Analysons ce plan. Remarquons tout d’abord que le recueil débute par le poème « Bénédiction » et s’achève par la section intitulée « La Mort »,, touts l’histoire d’une vie, en somme.
1/ Spleen et Idéal :
La conscience du poète oscille entre ces deux postulations totalement opposées, l’une vers le ciel, le bonheur, l’autre vers l’enfer, le désespoir, « les gouffres amers ». Cette double postulation s’exprime à travers différentes sous-parties. Dans les premiers poèmes, il est question de la fonction du poète, mal-aimé et pourtant seul à pouvoir déchiffrer les « choses muettes ». Apparait ensuite le cycle des femmes (Madame Sabatier, Marie Daubrun). Interviennent enfin quatre poèmes profondément pessimistes, le cycle des « Spleen », ancrant le poète dans la souffrance et la mélancolie.
2/ Tableaux parisiens :
Il s’agit d’une description saisissante de Paris, avec cette section, Baudelaire se révèle comme le poète de la modernité : alors qu’avant lui la poésie, qui plus est la poésie romantique, se complaisait dans des descriptions lyriques de la nature, Baudelaire investit la ville alors qu’elle se trouve bouleversée, modernisée par le Baron Haussmann.
Il ne faut pas s’y tromper, cette section n’est qu’un moyen d’insister sur la double postulation de la partie précédente. Cette ville contient en son sein, à la fois le Spleen et l’Idéal.

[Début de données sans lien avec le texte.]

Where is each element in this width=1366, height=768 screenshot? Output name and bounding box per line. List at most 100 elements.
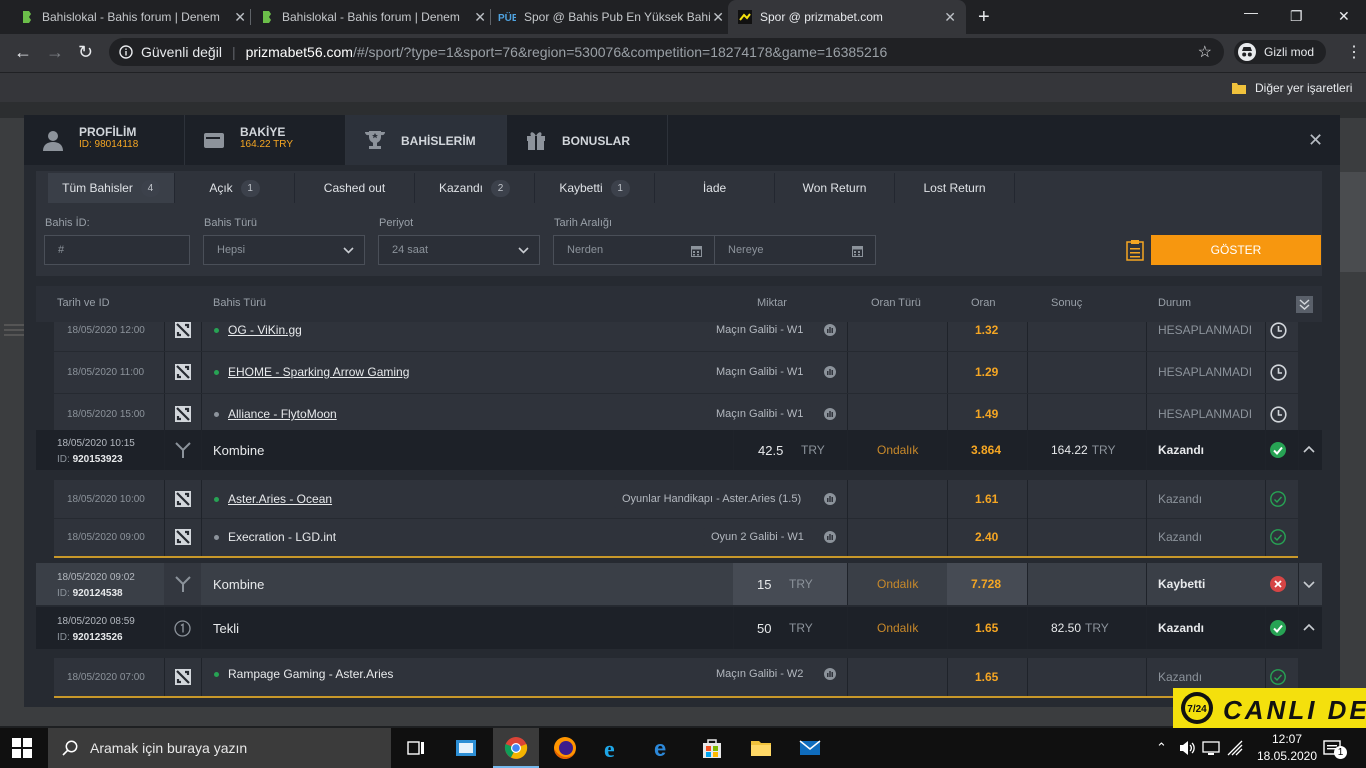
tab-my-bets[interactable]: BAHİSLERİM <box>346 115 507 165</box>
trophy-icon <box>364 131 386 149</box>
filter-tab-lost[interactable]: Kaybetti 1 <box>535 173 655 203</box>
chrome-icon[interactable] <box>504 736 528 760</box>
collapse-all-icon[interactable] <box>1296 296 1313 313</box>
close-tab-icon[interactable]: ✕ <box>712 9 724 26</box>
window-close-button[interactable]: ✕ <box>1338 8 1350 25</box>
browser-menu-icon[interactable]: ⋮ <box>1346 42 1362 62</box>
task-view-icon[interactable] <box>404 736 428 760</box>
file-explorer-icon[interactable] <box>749 736 773 760</box>
stats-icon[interactable] <box>824 518 836 556</box>
clock-date[interactable]: 18.05.2020 <box>1254 749 1320 763</box>
bet-row-single-won[interactable]: 18/05/2020 08:59 ID: 920123526 Tekli 50 … <box>36 607 1322 649</box>
new-tab-button[interactable]: + <box>978 6 990 29</box>
mail-icon[interactable] <box>798 736 822 760</box>
forward-icon[interactable]: → <box>46 42 64 62</box>
close-tab-icon[interactable]: ✕ <box>944 9 956 26</box>
dota-icon <box>175 322 191 351</box>
close-modal-icon[interactable]: ✕ <box>1308 130 1323 151</box>
filter-tab-open[interactable]: Açık 1 <box>175 173 295 203</box>
stats-icon[interactable] <box>824 658 836 690</box>
bet-filters: Tüm Bahisler 4 Açık 1 Cashed out Kazandı 2 … <box>36 171 1322 276</box>
clock-time[interactable]: 12:07 <box>1262 732 1312 746</box>
app-icon[interactable] <box>454 736 478 760</box>
lost-x-icon <box>1270 563 1286 605</box>
period-label: Periyot <box>379 217 414 229</box>
firefox-icon[interactable] <box>553 736 577 760</box>
bet-row-combo-lost[interactable]: 18/05/2020 09:02 ID: 920124538 Kombine 1… <box>36 563 1322 605</box>
stats-icon[interactable] <box>824 393 836 435</box>
stats-icon[interactable] <box>824 480 836 518</box>
language-icon[interactable] <box>1226 739 1244 757</box>
won-check-icon <box>1270 430 1286 470</box>
wallet-icon <box>204 133 224 148</box>
date-from-input[interactable]: Nerden <box>553 235 715 265</box>
taskbar-search-box[interactable]: Aramak için buraya yazın <box>48 728 391 768</box>
filter-tab-won[interactable]: Kazandı 2 <box>415 173 535 203</box>
gift-icon <box>527 132 545 150</box>
account-tabs: PROFİLİM ID: 98014118 BAKİYE 164.22 TRY … <box>24 115 1340 165</box>
network-icon[interactable] <box>1202 740 1220 756</box>
clipboard-icon[interactable] <box>1126 239 1144 261</box>
pub-icon: PÜB <box>498 11 516 24</box>
back-icon[interactable]: ← <box>14 42 32 62</box>
browser-tab-1[interactable]: Bahislokal - Bahis forum | Denem ✕ <box>20 0 250 34</box>
store-icon[interactable] <box>700 736 724 760</box>
dota-icon <box>175 518 191 556</box>
close-tab-icon[interactable]: ✕ <box>234 9 246 26</box>
close-tab-icon[interactable]: ✕ <box>474 9 486 26</box>
chevron-up-icon[interactable] <box>1303 607 1315 649</box>
bookmark-star-icon[interactable]: ☆ <box>1198 42 1212 62</box>
internet-explorer-icon[interactable]: e <box>602 736 626 760</box>
live-support-button[interactable]: 7/24 CANLI DESTEK <box>1173 688 1366 728</box>
date-to-input[interactable]: Nereye <box>714 235 876 265</box>
filter-tab-all[interactable]: Tüm Bahisler 4 <box>48 173 175 203</box>
stats-icon[interactable] <box>824 351 836 393</box>
browser-tab-3[interactable]: PÜB Spor @ Bahis Pub En Yüksek Bahi ✕ <box>498 0 728 34</box>
svg-text:7/24: 7/24 <box>1187 704 1207 715</box>
bet-id-input[interactable]: # <box>44 235 190 265</box>
stats-icon[interactable] <box>824 322 836 351</box>
search-icon <box>62 740 78 756</box>
period-select[interactable]: 24 saat <box>378 235 540 265</box>
clock-icon <box>1270 351 1287 393</box>
single-bet-icon <box>174 607 191 649</box>
selection-row[interactable]: 18/05/2020 11:00 EHOME - Sparking Arrow … <box>36 351 1322 393</box>
chevron-down-icon[interactable] <box>1303 563 1315 605</box>
filter-tab-refund[interactable]: İade <box>655 173 775 203</box>
tab-balance[interactable]: BAKİYE 164.22 TRY <box>185 115 346 165</box>
url-path: /#/sport/?type=1&sport=76&region=530076&… <box>352 44 888 60</box>
selection-row[interactable]: 18/05/2020 07:00 Rampage Gaming - Aster.… <box>36 658 1322 698</box>
bahislokal-icon <box>263 11 271 23</box>
show-button[interactable]: GÖSTER <box>1151 235 1321 265</box>
combo-icon <box>174 430 192 470</box>
filter-tab-cashed-out[interactable]: Cashed out <box>295 173 415 203</box>
windows-start-icon[interactable] <box>12 738 32 758</box>
browser-tab-2[interactable]: Bahislokal - Bahis forum | Denem ✕ <box>260 0 490 34</box>
address-bar[interactable]: Güvenli değil | prizmabet56.com /#/sport… <box>109 38 1224 66</box>
incognito-indicator[interactable]: Gizli mod <box>1234 40 1326 64</box>
chevron-up-icon[interactable] <box>1303 430 1315 470</box>
selection-row[interactable]: 18/05/2020 12:00 OG - ViKin.gg Maçın Gal… <box>36 322 1322 351</box>
tab-profile[interactable]: PROFİLİM ID: 98014118 <box>24 115 185 165</box>
selection-row[interactable]: 18/05/2020 15:00 Alliance - FlytoMoon Ma… <box>36 393 1322 435</box>
minimize-button[interactable]: — <box>1244 4 1258 20</box>
user-icon <box>43 131 63 151</box>
won-check-outline-icon <box>1270 518 1286 556</box>
bet-type-select[interactable]: Hepsi <box>203 235 365 265</box>
volume-icon[interactable] <box>1178 739 1196 757</box>
notifications-button[interactable]: 1 <box>1322 738 1347 759</box>
svg-text:e: e <box>604 737 615 760</box>
browser-tab-4-active[interactable]: Spor @ prizmabet.com ✕ <box>728 0 966 34</box>
selection-row[interactable]: 18/05/2020 10:00 Aster.Aries - Ocean Oyu… <box>36 480 1322 518</box>
reload-icon[interactable]: ↻ <box>78 42 93 62</box>
filter-tab-lost-return[interactable]: Lost Return <box>895 173 1015 203</box>
selection-row[interactable]: 18/05/2020 09:00 Execration - LGD.int Oy… <box>36 518 1322 556</box>
tab-bonuses[interactable]: BONUSLAR <box>507 115 668 165</box>
maximize-button[interactable]: ❐ <box>1290 8 1303 25</box>
bet-row-combo-won[interactable]: 18/05/2020 10:15 ID: 920153923 Kombine 4… <box>36 430 1322 470</box>
browser-tab-strip: Bahislokal - Bahis forum | Denem ✕ Bahis… <box>0 0 1366 34</box>
edge-icon[interactable]: e <box>651 736 675 760</box>
filter-tab-won-return[interactable]: Won Return <box>775 173 895 203</box>
tray-chevron-up-icon[interactable]: ⌃ <box>1156 740 1167 756</box>
other-bookmarks[interactable]: Diğer yer işaretleri <box>1232 81 1352 95</box>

Après la constatation, bien désagréable, que l’homme, en quête d’Idéal, se retrouve sans cesse précipité dans le Spleen, le poète va tenter de trouver des échappatoires :
3/ Le Vin :
Il tente tout d’abord de se réfugier dans l’ivresse avant de se rendre compte qu’elle ne fait qu’accentuer le désespoir.
4/ Fleurs du Mal :
Il cherche alors à se réfugier dans la débauche, mais le Spleen demeure et ses effets ne se font que plus aigus.
5/Révolte :
Alors le poète se révolte, s’en prend à Dieu et chante la gloire de Satan.
6/ La Mort :
Cette section nous montre que toutes les tentatives précédentes étaient vaines.
Si l’on analyse cette structure, on peut alors penser que le poète avait pour objectif de condamner les comportements déviants pour lesquels il se retrouvait derrière la barre ! C’est une interprétation comme une autre, qui n’a peut être pas d’autre but que celui de disculper Baudelaire. C’est aussi une preuve de la richesse infinie de l’œuvre dons les interprétations sont inépuisables.